Certificate authorizations for the service account
Give the service account full permissions for the server certificate.
To do this, open the certificate management, right-click on the server certificate and select All Tasks > Manage Private Keys...
Manage Private Keys...'"
Give the service account full control for the private key of this certificate.
Configuration of the server
The server is configured via the appsettings.json file, which is located in the installation path after installation.
Certificate
The server Certificate must be configured in the Certificate key of the json file. As a rule, only the subject needs to be adjusted so that it corresponds to the Issued to entry of the certificate.
"Certificate": {
"Subject": "<YourCertificateSubject>",
"Store": "My",
"Location": "LocalMachine",
"AllowInvalid": "false"
}
Port
The server runs on port 29375 by default. If desired, this can be adjusted in the Url key.
Please note that the port must be open on the firewall.
"Url": "https://*:<YourPort>"
AD group for UI access
Enter the name of the AD admin group in the AdminADGroupName key:
"AdminADGroupName": "<YourADGroupName>"
Configuration of the user interface
The UI is configured via the app.config file, which is located in the wwwroot folder in the installation path. Adapt the apiBaseUri entry for your environment. for your environment.
{
"apiBaseUri": "https://<hostname>:<port>"
}
Setting up the Service Principal Name (SPN)
An SPN must be set up so that authentication in the UI works smoothly.

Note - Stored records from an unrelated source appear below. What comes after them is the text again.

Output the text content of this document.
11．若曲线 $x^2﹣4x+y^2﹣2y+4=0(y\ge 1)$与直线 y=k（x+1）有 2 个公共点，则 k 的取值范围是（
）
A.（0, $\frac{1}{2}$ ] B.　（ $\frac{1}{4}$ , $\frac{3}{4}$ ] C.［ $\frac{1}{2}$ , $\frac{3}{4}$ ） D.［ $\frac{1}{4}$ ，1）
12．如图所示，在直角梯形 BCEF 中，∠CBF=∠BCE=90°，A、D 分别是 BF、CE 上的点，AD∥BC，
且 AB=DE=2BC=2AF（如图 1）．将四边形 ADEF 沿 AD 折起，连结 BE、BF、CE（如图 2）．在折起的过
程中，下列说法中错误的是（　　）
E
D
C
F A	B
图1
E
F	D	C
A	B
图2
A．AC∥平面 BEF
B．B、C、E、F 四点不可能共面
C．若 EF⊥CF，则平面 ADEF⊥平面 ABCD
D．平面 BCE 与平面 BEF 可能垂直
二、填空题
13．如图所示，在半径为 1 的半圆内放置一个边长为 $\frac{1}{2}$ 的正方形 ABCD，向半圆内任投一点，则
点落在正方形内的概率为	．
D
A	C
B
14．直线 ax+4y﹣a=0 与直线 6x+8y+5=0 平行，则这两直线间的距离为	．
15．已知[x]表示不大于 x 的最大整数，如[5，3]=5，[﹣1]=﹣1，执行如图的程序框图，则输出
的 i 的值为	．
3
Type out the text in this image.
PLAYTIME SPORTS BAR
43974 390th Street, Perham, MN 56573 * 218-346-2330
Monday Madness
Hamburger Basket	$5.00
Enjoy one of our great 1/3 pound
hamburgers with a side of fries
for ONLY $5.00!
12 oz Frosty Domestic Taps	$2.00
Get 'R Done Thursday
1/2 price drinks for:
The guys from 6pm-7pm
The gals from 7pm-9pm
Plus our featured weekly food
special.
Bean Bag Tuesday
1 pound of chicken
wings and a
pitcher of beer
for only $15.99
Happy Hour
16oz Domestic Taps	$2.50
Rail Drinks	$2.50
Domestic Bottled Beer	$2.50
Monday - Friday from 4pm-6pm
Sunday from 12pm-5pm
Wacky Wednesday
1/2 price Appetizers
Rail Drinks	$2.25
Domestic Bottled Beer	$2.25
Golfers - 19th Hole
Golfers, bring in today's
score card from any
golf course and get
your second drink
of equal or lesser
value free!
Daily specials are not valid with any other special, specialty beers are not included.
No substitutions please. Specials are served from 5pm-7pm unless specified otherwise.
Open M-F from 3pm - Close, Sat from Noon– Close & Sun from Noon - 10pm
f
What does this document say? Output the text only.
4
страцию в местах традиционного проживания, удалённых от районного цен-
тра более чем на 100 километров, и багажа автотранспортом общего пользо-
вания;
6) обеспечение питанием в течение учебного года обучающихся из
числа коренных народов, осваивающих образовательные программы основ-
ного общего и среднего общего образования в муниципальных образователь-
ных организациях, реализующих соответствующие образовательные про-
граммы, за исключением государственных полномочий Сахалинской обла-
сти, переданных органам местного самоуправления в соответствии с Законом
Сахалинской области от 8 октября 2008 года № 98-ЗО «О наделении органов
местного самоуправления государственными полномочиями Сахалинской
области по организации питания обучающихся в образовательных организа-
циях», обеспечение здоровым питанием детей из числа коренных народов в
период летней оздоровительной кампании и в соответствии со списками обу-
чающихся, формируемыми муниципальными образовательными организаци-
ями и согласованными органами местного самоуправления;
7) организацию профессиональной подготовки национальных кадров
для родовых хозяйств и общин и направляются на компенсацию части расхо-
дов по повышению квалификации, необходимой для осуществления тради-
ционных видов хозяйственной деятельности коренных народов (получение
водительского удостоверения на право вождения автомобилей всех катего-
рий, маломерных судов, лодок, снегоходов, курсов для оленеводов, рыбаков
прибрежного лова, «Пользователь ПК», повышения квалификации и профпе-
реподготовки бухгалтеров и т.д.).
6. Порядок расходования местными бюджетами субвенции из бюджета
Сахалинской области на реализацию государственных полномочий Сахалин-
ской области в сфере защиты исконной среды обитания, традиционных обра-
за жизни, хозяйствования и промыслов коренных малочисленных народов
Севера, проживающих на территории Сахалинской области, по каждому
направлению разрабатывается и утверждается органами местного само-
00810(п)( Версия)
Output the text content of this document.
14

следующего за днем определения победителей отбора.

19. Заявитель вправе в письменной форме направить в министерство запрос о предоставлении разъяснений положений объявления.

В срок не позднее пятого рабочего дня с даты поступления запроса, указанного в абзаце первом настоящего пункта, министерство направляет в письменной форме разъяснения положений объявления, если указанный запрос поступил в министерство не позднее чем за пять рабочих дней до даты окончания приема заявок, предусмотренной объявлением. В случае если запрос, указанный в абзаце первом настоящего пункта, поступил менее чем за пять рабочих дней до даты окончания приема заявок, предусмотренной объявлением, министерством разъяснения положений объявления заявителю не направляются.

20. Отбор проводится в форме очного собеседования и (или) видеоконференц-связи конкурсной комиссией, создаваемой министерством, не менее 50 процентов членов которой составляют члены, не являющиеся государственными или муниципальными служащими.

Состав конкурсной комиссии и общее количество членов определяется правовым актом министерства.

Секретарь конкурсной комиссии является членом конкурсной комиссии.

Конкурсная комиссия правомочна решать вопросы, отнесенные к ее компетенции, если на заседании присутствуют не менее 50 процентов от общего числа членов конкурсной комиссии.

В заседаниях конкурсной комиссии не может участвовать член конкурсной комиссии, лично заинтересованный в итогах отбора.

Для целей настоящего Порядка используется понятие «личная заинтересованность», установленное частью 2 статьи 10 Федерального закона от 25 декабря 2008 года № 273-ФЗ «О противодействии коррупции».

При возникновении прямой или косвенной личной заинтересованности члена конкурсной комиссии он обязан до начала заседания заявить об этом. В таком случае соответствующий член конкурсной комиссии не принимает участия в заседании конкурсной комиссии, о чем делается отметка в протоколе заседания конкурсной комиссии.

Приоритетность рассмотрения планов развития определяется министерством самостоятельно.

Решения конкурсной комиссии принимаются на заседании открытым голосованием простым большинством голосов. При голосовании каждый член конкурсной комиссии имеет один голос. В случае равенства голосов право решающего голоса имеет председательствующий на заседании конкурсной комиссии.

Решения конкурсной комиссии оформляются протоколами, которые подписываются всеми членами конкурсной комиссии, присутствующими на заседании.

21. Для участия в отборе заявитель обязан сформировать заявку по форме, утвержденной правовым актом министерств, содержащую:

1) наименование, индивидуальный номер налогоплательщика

To do this, start an admin console and execute the following commands:
setspn -A HTTP/<hostname, fqdn-format> <service-account>
setspn -A HTTP/<hostname, NetBIOS-format> <service-account>
This allows you to check the settings (shown with example values):
setspn -L <service_account>
Registered ServicePrincipalNames for CN=Service
Account,CN=Users,DC=ADLicensing,DC=com:
HTTP/domainlicensing
HTTP/domainlicensing.adlicensing.com
Operation
After configuration, the user interface can be called up in a browser at https://<hostname>:<port>. Log in with an account that is included in the AD admin group.
Logfile
The log file of the AD statistics server is located in the local AppData path of the service account.
C:\Users\<service-account>\AppData\Local\axes4\ActiveDirectoryLicensingStatisticsServer
Database
The data is stored in an SQLite database. This is located in the same path as the log files.
C:\Users\<Service Account Name>\AppData\Local\axes4\ActiveDirectoryLicensingStatisticsServer
Configuration of the clients
In order for the clients to know where the statistics should be sent to, a registry value must be set to one of the following keys (with descending priority during processing):
Computer\HKEY_LOCAL_MACHINE\SOFTWARE\Policies\axes4\Licensing\Manager
Computer\HKEY_LOCAL_MACHINE\SOFTWARE\axes4\Licensing\Manager
Computer\HKEY_CURRENT_USER\Software\Policies\axes4\Licensing\Manager
Computer\HKEY_CURRENT_USER\Software\axes4\Licensing\Manager
Within these keys, the license manager searches for a string value with the name ActiveDirectoryLicensingStatisticBaseUri. The value of the entry must be the URL of the statistics server including the correct port.